Nunca pensar que o informador “está enganado”, fazendo ironia ou mentindo. Pode ser que sim e pode ser que aquilo represente forma rara, mas autêntica de um modismo ou sobrevivência. Um devoto, fiel à “sua” escola, deforma inconscientemente, ajustando o que ouve ao que pensa. Sem querer substitui o povo, “ajudando” o informante, “completando” seu depoimento, “esclarecendo” a definição entendida. Almeida Garrett e José de Alencar fizeram assim no registro de romances tradicionais. “Construíram” obra popular com elementos populares. O material empregado não salvou o “plano” de sua ilegitimidade notória.
D. Ramón Menéndez Pidal acusa o imenso Mommsea “por no pensar en la vitalidad oral de la tradición”. Esta “contemporaneidade no milênio” é muito mais impressionante na arqueologia, na antropologia cultural, na etnografia, do que no próprio folclore. Mommsen não podia compreendê-la como o claro, ágil e vivo Menéndez Pidal (D. Ramón).
Justamente uma escola limita a observação porque a submete às formas invariáveis da convenção, convenção proclamada pelo Congresso dos Pares e aclamação dos adeptos.
Fabre afirmava:
“Em bien dês cas, Il est excelent d’ignorer; l’espirit garde as liberte d’investigation et ne s’egare pás em dês voires sans issue, suggerées par la lecture”. Não até a ignorância, mas certo é prender-se a uma conclusão anterior, mesmo de mestre ou simpaticamente individual.
No Canto de muro (Ed. José Olímpio) meses e meses observei, em plena liberdade, um inseto, um aracnídeo, uma ave, vendo um comportamento diverso do que lera em gente eminente e acima de qualquer suspeição inventiva. E os meus bichos estavam, repito, em liberdade absoluta e não restrita de um herbarium. Esta “liberdade” tão alucinadamente requerida para a conduta humana no plano social deve existir no terreno da investigação sociológica ou etnográfica. Reunir e comparar e jamais levar para a pesquisa uma tabela de avaliadora de atitude, uma balança para o peso de reações e as cores de antemão escolhidas para as convenções “em campo”. Ter o conhecimento fiel e a coragem da indicação autenticadora.

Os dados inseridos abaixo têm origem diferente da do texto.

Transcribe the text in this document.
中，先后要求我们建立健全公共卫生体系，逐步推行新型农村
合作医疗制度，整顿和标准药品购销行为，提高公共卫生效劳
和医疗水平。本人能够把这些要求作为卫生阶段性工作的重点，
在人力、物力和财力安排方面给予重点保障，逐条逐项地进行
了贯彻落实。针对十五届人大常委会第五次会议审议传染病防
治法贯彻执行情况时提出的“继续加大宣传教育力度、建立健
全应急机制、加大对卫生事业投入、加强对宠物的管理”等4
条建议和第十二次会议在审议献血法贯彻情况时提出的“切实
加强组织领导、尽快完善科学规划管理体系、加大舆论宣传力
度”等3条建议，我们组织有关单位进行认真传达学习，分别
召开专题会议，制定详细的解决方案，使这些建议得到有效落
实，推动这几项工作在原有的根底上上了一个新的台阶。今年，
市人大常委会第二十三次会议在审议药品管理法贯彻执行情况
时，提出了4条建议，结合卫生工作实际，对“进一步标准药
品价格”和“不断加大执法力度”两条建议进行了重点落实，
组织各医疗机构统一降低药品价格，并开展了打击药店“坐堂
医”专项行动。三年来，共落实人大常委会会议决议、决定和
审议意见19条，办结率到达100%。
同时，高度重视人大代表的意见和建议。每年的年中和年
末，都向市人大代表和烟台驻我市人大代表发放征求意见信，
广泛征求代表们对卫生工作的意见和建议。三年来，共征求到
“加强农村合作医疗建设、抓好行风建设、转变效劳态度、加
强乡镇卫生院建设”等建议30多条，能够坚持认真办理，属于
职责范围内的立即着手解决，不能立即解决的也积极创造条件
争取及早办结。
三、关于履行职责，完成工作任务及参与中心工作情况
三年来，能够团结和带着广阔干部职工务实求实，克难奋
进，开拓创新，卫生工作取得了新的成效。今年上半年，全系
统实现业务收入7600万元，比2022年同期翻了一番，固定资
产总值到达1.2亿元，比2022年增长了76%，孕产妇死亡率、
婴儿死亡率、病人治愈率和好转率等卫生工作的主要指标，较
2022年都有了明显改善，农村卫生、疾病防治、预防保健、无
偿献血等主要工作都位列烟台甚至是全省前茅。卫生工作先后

Dois episódios são para mim inesquecíveis. Um em Portugal, 1946, filmando-se danças tradicionais no Minho. Ia registrar-se a chula. Bailarinos prontos, aparelhos, povo, técnicos. Iniciando-se o movimentadíssimo bailado masculino, o musicista Armando Leça pula para frente, braços abertos, protestando, protestando. Não era aquilo a chula. Explicou, teimou, impassível. Veio a concordância, o adiamento e a chula, a real, foi filmada.

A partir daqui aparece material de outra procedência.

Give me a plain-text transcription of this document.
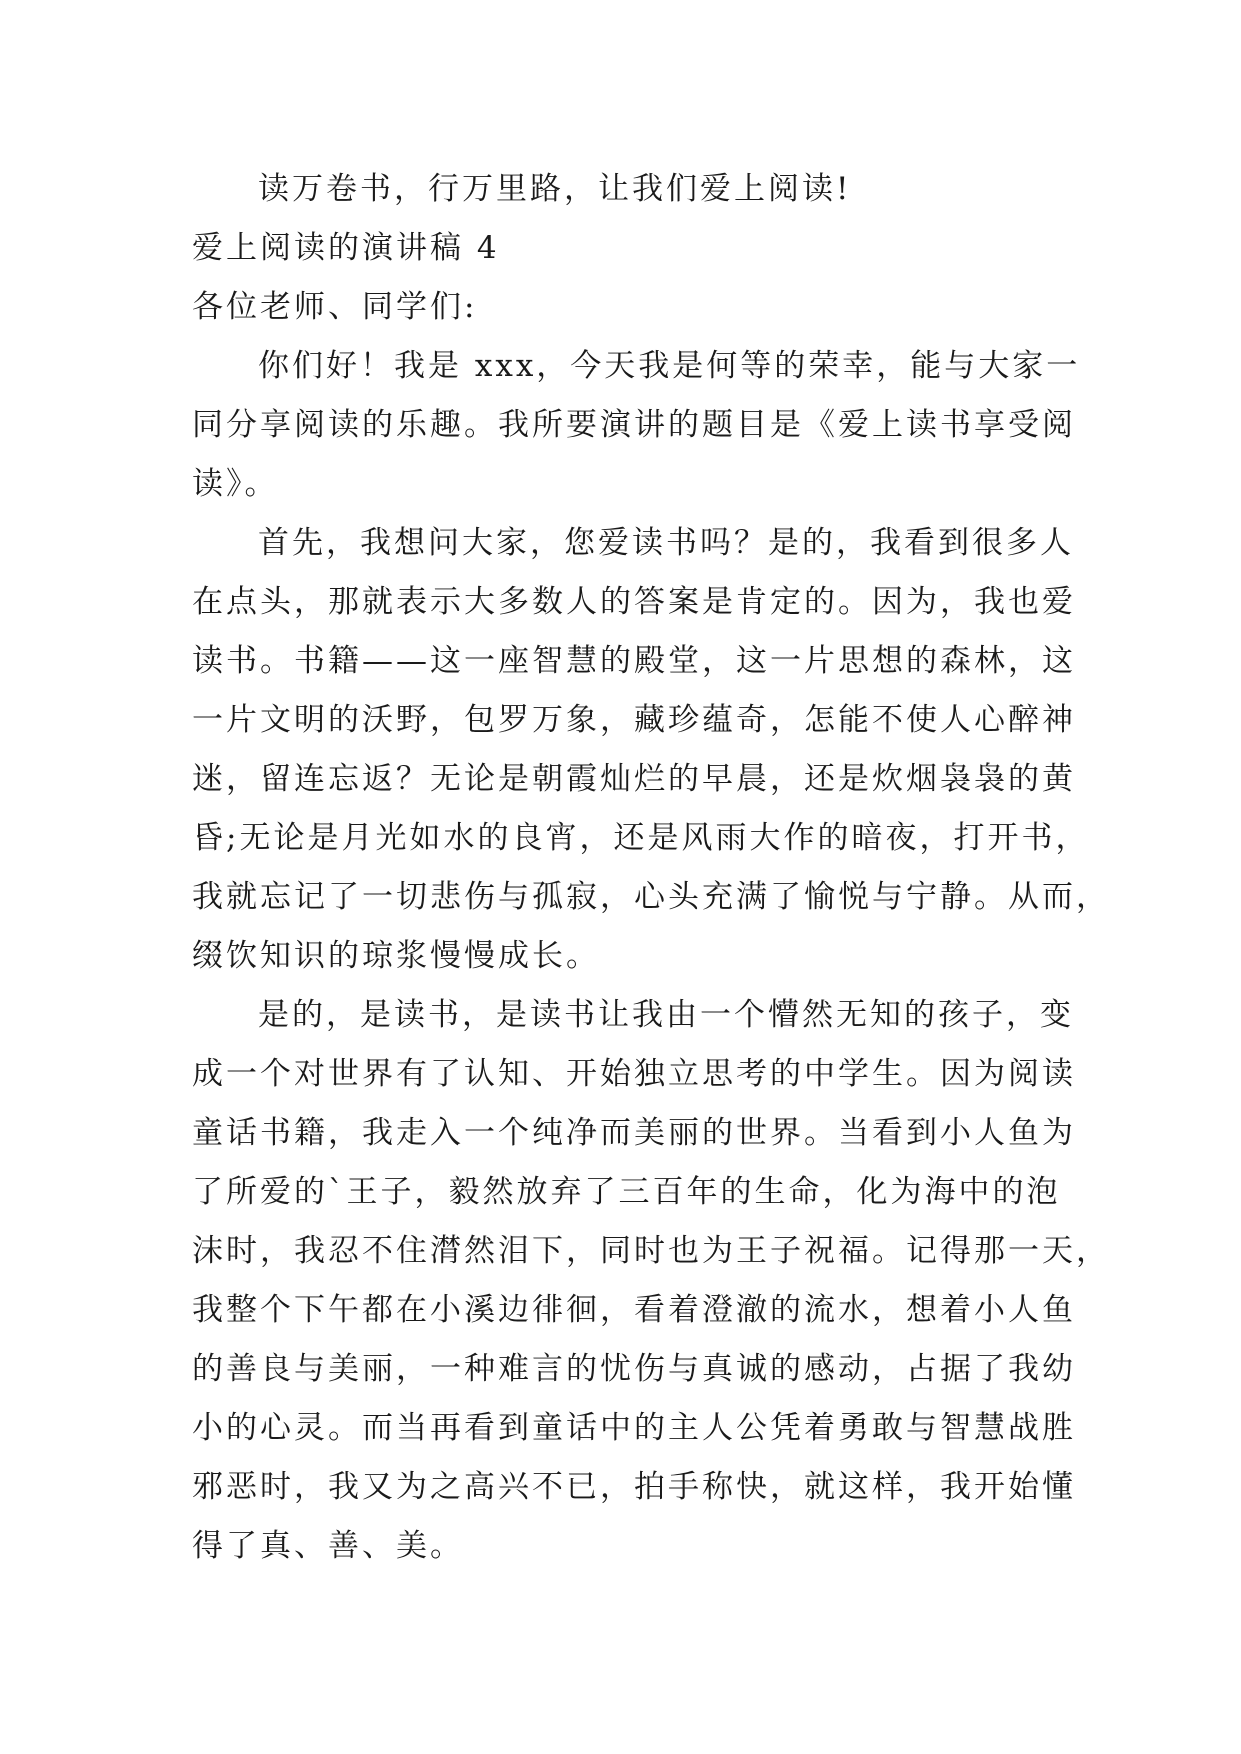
读万卷书，行万里路，让我们爱上阅读!
爱上阅读的演讲稿 4
各位老师、同学们:
你们好！我是 xxx，今天我是何等的荣幸，能与大家一
同分享阅读的乐趣。我所要演讲的题目是《爱上读书享受阅
读》。
首先，我想问大家，您爱读书吗？是的，我看到很多人
在点头，那就表示大多数人的答案是肯定的。因为，我也爱
读书。书籍——这一座智慧的殿堂，这一片思想的森林，这
一片文明的沃野，包罗万象，藏珍蕴奇，怎能不使人心醉神
迷，留连忘返？无论是朝霞灿烂的早晨，还是炊烟袅袅的黄
昏;无论是月光如水的良宵，还是风雨大作的暗夜，打开书，
我就忘记了一切悲伤与孤寂，心头充满了愉悦与宁静。从而，
缀饮知识的琼浆慢慢成长。
是的，是读书，是读书让我由一个懵然无知的孩子，变
成一个对世界有了认知、开始独立思考的中学生。因为阅读
童话书籍，我走入一个纯净而美丽的世界。当看到小人鱼为
了所爱的`王子，毅然放弃了三百年的生命，化为海中的泡
沫时，我忍不住潸然泪下，同时也为王子祝福。记得那一天，
我整个下午都在小溪边徘徊，看着澄澈的流水，想着小人鱼
的善良与美丽，一种难言的忧伤与真诚的感动，占据了我幼
小的心灵。而当再看到童话中的主人公凭着勇敢与智慧战胜
邪恶时，我又为之高兴不已，拍手称快，就这样，我开始懂
得了真、善、美。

Em dezembro de 1928, Mário de Andrade foi meu hóspede em Natal. Fomos ver um boi calemba no Alecrim. Havia, como interlúdio, um rojão famoso (hoje desaparecido para mim) três pontos. Os violeiros começaram. Do lado de fora, do “sereno”, uma voz protestou, perdida na assistência. Era um negro, descalço, rasgado, soberbo, erguendo a mão como um tribuno do povo, na força da convicção. Veio, bateu o compasso com os pés imensos e sujos. Os violeiros concordaram, submissos. E o três pontos, legítimo, sacudiu sua melodia breve e linda.